4. Il résulte de ce qui précède, sans qu'il soit besoin d'examiner les autres moyens de la requête, que M. A est fondé à demander l'annulation de la décision du 13 avril 2022 par laquelle le préfet de Seine-et-Marne l'a obligé à quitter le territoire français ainsi que, par voie de conséquence, l'annulation des autres décisions attaquées, privées de base légale, par lesquelles cette autorité lui a refusé l'octroi d'un délai de départ volontaire, a fixé le pays à destination duquel il pourra être éloigné d'office et l'a interdit de retour sur le territoire français pour une durée d'un an.

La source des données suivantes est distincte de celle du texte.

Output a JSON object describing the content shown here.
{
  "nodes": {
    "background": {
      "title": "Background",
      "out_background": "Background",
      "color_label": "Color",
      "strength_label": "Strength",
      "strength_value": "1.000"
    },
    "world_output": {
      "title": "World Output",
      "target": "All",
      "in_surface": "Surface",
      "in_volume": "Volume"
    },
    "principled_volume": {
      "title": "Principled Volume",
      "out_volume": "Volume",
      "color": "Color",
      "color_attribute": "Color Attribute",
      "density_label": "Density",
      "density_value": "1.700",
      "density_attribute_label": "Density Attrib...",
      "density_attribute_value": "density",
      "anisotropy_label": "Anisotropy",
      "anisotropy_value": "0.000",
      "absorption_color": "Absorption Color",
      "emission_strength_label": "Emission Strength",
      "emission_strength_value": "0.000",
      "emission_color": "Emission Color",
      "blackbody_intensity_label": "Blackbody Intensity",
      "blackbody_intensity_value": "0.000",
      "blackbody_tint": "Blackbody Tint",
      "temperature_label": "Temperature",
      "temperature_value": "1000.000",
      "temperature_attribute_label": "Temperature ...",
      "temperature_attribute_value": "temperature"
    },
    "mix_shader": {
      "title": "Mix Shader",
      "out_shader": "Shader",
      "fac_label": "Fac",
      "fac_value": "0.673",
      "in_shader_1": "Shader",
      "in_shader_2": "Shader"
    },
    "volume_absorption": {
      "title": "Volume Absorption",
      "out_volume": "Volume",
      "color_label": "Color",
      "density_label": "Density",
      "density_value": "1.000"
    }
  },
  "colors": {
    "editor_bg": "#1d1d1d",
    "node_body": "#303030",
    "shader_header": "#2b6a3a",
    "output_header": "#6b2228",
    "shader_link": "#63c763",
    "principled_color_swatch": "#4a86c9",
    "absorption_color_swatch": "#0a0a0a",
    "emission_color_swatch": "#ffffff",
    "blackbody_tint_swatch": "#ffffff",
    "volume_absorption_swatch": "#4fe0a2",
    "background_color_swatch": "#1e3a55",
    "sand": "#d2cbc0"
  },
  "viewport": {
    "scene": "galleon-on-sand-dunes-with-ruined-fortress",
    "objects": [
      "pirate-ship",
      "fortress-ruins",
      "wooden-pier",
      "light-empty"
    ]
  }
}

Sur les conclusions à fin d'injonction et d'astreinte :
5. Aux termes de l'article L. 911-1 du code de justice administrative : " Lorsque sa décision implique nécessairement qu'une personne morale de droit public ou un organisme de droit privé chargé de la gestion d'un service public prenne une mesure d'exécution dans un sens déterminé, la juridiction, saisie de conclusions en ce sens, prescrit, par la même décision, cette mesure assortie, le cas échéant, d'un délai d'exécution. / La juridiction peut également prescrire d'office cette mesure. Eu égard aux motifs du présent jugement, l'annulation de l'obligation de quitter le territoire français contestée implique que le préfet de Seine-et-Marne réexamine la situation de M. A et qu'il lui délivre une autorisation provisoire de séjour avec autorisation de travail jusqu'à ce qu'il ait à nouveau statué sur son cas. Il y a lieu de prescrire à cette autorité, ou à tout autre préfet territorialement compétent, d'y procéder dans le délai de deux mois à compter de la notification du présent jugement ; il n'y a pas lieu d'assortir cette injonction d'une astreinte.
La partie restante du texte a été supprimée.